UNA NUOVA ORGANIZZAZIONE

In cosa consiste questo cambiamento organizzativo radicale? Mentre prima un Ciso rispondeva del suo operato al chief information officer (cio), il manager responsabile della funzione aziendale information & communication technology, ora siede insieme al lato esecutivo per consigliare al meglio l’amministratore delegato e il cda sulle opportunità di alcune operazioni. Dopo le violazioni di dati di alto profilo come l’attacco dello scorso anno al rivenditore statunitense Target Corp, ora c’è l’aspettativa che i Ciso non siano esperti solo tecnologia, ma anche di business di un’azienda e di gestione del rischio.
Molte grandi aziende sono alla ricerca di dirigenti di sicurezza con background militare o nel campo della difesa, persone con la giusta esperienza che possono arrivare a percepire salari annui tra i 500 e i 700 mila dollari e che sono destinati a crescere.
Queste mosse che dovrebbero garantire alle aziende Usa maggiore controllo delle informazioni in uscita e un piano dedicato e integrato per la sicurezza delle infrastrutture informatiche.

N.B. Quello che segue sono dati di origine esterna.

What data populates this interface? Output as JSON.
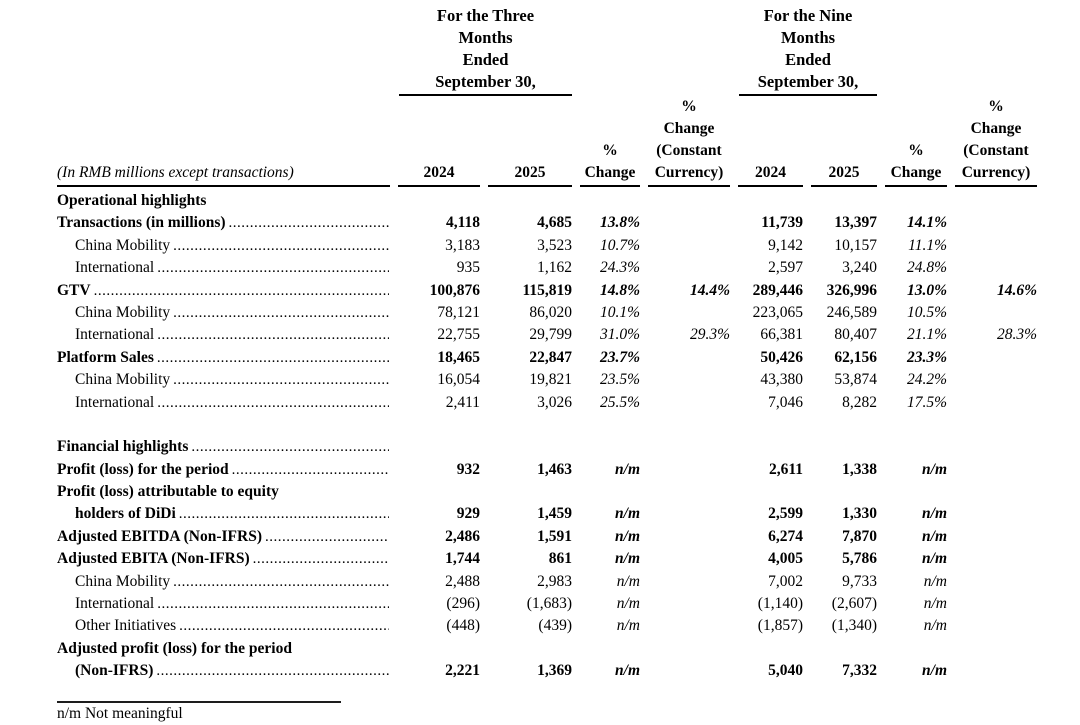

AI FERRI CORTI CON PECHINO

Nonostante il caso Datagate abbia spinto le aziende a intraprendere queste misure anche per riconquistare la fiducia degli utenti con un rinnovato sistema di accountability, a preoccupare le corporation Usa sono soprattutto i metodi aggressivi dell’intelligence economica di Paesi non amici. Poche settimane fa il Grand jury della Pennsylvania, con un atto senza precedenti, ha denunciato esplicitamente cinque hacker militari della Repubblica Popolare con l’accusa di aver rubato dati sensibili dai computer di sei società americane – tra cui colossi come Alcoa, Us Steel e Wastinghouse – del settore dell’energia nucleare, solare e metalmeccaniche.
Critiche respinte dalla Cina, che ha risposto prima con una dichiarazione piccata del portavoce del ministro degli Esteri, Qin Gang (“accuse assurde e fittizie“), e poi – rivela Bloomberg Businessweek – con una rappresaglia che costringe di fatto le banche nazionali a smettere di utilizzare i servizi offerti dall’americana Ibm. Al suo posto, dovranno servirsi della Inspur, un’azienda cinese che sarà il server di default degli istituti finanziari della Repubblica Popolare.